Ce deuxième article s’adresse aux marchands et négociants, à tout homme qui viendrait faire du commerce à Perpignan et donc vendre ses marchandises. Il est notifié que les marchandises sont marquées après avoir payé le droit de leude par le fermier ou le collecteur. Quelle est la manière de marquer ces marchandises ? La sentence en cas de non respect du règlement est plus élevée pour eux, puisqu’ils devront payer soixante sous ainsi qu’un denier d’argent (3 livres et un denier), monnaie de Roussillon, en plus de la confiscation des marchandises. On pourrait en déduire que la vente à Perpignan est bien plus contrôlée que le simple passage de marchandises.

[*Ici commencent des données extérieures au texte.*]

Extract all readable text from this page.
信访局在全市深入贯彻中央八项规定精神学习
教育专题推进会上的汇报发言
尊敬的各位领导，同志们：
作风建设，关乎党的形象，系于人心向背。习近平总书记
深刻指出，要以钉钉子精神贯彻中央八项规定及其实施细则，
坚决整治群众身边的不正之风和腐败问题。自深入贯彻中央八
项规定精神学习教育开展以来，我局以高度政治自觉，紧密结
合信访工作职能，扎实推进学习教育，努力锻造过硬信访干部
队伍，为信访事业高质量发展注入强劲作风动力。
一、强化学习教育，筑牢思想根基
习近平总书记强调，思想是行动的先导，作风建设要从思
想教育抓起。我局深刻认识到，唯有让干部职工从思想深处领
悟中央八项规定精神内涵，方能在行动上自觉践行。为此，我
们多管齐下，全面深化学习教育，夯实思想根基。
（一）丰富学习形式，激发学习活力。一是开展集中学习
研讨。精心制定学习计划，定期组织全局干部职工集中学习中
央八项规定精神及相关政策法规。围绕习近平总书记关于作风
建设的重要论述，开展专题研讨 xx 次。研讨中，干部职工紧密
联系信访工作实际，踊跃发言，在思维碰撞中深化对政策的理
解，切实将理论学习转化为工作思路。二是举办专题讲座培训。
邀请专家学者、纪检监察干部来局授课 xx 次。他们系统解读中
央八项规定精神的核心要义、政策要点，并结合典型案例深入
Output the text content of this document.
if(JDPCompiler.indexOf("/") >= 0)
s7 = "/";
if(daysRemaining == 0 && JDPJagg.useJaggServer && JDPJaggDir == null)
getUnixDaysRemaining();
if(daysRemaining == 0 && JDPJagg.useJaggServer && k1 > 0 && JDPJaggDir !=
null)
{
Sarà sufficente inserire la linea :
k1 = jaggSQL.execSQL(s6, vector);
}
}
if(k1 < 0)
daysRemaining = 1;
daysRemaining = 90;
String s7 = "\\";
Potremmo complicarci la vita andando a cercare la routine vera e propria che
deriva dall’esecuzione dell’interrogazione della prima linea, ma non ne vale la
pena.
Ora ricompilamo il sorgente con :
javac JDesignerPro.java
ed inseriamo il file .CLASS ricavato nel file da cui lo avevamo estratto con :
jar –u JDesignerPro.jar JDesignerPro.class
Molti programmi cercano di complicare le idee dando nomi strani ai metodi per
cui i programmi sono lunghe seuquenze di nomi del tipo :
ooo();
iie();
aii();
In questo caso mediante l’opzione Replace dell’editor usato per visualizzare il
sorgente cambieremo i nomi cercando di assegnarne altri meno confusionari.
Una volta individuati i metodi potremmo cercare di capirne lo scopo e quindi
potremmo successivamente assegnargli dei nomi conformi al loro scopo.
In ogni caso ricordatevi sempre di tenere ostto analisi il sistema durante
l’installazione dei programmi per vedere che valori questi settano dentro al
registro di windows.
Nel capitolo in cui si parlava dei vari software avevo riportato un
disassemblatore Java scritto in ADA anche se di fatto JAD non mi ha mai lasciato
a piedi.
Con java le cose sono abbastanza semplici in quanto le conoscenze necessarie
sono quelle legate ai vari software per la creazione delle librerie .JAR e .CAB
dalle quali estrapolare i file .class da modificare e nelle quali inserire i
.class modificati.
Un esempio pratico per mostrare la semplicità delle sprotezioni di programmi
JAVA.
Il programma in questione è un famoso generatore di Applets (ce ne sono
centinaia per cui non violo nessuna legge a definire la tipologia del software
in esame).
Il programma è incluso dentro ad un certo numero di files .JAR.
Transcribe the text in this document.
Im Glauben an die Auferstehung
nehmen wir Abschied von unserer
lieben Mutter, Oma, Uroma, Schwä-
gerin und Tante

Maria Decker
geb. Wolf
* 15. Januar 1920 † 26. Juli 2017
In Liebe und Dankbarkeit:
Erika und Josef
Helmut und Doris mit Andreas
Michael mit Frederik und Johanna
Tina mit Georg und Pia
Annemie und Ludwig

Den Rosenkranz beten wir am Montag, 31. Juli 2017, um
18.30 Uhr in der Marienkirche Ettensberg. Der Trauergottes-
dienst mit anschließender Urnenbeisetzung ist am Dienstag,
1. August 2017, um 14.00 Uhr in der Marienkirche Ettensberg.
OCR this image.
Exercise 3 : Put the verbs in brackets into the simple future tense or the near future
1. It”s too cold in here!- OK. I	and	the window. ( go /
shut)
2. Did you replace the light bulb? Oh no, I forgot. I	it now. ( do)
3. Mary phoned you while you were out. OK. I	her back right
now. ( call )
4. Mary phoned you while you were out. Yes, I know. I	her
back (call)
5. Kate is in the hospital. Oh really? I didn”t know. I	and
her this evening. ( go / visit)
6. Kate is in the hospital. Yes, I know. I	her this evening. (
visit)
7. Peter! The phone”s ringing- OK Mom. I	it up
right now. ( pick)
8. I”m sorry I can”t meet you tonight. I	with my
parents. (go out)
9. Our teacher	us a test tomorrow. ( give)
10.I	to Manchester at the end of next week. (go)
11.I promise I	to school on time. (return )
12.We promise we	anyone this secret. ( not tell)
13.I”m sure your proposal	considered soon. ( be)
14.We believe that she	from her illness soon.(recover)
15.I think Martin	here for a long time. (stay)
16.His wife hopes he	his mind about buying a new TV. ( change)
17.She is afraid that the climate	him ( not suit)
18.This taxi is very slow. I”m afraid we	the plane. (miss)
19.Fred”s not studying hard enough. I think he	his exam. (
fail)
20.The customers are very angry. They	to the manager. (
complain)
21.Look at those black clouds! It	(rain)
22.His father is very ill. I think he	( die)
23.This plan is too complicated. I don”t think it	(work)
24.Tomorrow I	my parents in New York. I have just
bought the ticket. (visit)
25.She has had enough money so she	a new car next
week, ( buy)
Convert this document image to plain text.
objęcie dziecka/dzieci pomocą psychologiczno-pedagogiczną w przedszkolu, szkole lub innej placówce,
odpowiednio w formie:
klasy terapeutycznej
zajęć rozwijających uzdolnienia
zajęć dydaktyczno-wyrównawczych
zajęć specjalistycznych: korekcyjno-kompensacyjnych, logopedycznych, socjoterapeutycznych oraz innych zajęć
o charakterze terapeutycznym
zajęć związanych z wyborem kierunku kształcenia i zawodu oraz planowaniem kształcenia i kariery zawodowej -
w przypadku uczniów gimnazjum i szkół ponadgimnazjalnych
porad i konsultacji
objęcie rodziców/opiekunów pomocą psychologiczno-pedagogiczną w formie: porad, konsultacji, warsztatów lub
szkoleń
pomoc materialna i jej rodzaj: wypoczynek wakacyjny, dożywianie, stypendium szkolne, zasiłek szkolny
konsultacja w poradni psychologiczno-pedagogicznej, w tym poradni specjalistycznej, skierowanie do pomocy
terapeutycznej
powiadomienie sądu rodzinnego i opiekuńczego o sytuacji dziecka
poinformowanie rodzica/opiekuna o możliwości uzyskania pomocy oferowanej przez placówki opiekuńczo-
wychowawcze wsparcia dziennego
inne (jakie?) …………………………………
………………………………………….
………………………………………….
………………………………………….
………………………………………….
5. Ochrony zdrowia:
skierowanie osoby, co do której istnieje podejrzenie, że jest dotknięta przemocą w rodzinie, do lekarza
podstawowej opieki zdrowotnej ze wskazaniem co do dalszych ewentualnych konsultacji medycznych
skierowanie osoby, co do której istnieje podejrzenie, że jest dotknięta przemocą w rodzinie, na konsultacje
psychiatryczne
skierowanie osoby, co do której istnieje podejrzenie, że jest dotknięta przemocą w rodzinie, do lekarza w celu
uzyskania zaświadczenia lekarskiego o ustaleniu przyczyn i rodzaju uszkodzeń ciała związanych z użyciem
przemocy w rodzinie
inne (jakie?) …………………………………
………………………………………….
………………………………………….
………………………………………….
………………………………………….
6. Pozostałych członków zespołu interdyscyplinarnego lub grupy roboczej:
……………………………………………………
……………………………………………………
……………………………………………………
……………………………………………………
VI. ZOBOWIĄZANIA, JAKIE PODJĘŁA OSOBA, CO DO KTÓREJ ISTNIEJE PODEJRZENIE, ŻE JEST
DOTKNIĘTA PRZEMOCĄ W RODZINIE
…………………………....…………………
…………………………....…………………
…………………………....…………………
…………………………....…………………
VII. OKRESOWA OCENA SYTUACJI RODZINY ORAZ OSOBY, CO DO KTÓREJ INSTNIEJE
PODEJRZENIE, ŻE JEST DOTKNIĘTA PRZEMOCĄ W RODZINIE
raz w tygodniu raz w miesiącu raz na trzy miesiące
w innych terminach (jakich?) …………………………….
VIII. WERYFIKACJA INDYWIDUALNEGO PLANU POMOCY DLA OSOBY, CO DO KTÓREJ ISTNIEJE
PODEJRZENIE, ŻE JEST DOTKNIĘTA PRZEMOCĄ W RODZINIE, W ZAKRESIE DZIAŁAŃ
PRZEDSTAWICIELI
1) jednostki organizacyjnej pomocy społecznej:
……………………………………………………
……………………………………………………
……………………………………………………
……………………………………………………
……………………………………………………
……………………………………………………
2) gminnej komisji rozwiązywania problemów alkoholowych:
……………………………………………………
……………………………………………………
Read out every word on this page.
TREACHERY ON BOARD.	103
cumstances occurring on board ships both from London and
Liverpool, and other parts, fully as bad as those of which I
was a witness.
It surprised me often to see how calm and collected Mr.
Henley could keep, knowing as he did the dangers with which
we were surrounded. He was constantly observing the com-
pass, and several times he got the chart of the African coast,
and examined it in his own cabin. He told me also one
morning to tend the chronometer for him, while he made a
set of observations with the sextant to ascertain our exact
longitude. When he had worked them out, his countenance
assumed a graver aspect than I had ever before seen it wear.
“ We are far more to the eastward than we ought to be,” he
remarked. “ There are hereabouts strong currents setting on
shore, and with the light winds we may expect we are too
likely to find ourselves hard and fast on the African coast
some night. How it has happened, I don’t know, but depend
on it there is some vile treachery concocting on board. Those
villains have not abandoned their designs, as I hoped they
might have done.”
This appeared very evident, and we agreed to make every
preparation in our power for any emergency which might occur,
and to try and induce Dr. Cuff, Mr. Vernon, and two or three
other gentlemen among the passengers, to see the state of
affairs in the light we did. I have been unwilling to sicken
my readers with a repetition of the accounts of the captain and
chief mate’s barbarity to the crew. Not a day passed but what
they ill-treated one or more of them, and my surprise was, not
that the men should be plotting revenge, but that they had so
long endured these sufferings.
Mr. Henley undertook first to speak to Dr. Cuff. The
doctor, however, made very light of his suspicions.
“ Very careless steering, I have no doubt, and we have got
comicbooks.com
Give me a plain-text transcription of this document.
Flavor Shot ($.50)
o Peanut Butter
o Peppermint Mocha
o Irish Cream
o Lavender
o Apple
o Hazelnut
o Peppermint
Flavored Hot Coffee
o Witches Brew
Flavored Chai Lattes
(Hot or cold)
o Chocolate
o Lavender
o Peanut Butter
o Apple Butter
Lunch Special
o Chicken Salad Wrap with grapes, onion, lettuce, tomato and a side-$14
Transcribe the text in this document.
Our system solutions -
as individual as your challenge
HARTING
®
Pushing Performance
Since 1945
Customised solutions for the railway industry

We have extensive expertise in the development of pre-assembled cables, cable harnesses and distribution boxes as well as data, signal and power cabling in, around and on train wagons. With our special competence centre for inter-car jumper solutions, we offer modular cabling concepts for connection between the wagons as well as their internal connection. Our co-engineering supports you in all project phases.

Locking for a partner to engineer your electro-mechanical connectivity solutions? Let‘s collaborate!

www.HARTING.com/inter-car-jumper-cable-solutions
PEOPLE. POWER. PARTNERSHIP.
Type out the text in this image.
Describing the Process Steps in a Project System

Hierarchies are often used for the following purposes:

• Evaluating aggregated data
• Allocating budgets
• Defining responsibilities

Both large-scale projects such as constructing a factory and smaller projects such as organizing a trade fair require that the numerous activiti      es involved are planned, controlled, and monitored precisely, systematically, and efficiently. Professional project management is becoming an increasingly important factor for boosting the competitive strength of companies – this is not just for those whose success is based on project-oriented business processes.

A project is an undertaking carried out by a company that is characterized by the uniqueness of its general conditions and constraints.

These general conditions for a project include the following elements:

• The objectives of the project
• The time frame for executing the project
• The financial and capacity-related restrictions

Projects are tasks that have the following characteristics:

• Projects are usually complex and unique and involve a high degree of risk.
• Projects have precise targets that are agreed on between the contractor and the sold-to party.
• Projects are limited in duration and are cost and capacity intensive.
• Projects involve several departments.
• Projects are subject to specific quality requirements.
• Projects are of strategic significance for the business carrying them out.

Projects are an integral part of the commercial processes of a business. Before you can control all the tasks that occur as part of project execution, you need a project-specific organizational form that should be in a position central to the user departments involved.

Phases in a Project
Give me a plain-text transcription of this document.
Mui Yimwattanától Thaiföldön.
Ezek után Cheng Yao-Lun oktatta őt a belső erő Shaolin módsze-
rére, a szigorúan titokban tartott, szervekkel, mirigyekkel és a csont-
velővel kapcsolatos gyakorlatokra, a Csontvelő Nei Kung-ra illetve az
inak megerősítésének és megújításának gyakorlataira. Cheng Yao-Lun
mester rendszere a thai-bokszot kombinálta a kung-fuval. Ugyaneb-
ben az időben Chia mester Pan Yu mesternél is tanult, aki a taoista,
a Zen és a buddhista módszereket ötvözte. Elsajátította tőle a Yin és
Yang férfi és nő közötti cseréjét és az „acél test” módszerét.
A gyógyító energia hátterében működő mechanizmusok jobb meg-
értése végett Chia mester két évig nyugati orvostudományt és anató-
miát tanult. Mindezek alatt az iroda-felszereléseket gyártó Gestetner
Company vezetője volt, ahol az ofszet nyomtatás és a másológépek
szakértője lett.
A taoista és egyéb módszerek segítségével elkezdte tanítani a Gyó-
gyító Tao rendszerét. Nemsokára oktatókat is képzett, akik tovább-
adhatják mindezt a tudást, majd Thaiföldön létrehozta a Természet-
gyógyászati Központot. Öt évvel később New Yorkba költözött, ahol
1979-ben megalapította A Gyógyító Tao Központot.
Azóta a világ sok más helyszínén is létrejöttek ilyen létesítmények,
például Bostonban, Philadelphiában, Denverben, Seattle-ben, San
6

Par rapport au poids du Roi (qui sera développé dans la partie suivante), les informations que l’on trouve dans les cahiers de la leude de François Millet i Català, ne concernent pas exclusivement les marchandises vendues à Perpignan, mais également celles qui traversent son territoire fiscal. La peine prend une ampleur encore plus importante pour un cas particulier, expliqué dans le troisième article :
Item que ninguna persona de qualsevol estat o condició ni gose, ni presuma tràurer ni fer tràurer ninguna sorta de ferro, ni altres mercaderies obligades a pagar dret de lleuda en poca o en molta quantitat fora de la p[resent] vila de Perp[inyà] ni del lleudari de aquella per aportar el mar o carregador que no haja pagat dit dret, sots pena de vint y sinc lliures moneda de Perpinyà y confiscació de dits ferros y mercaderies y de les besties av que se trauran aquelles per quiscú y quiscuna vegada que serà trobat o provat fet o haver fet lo contrari.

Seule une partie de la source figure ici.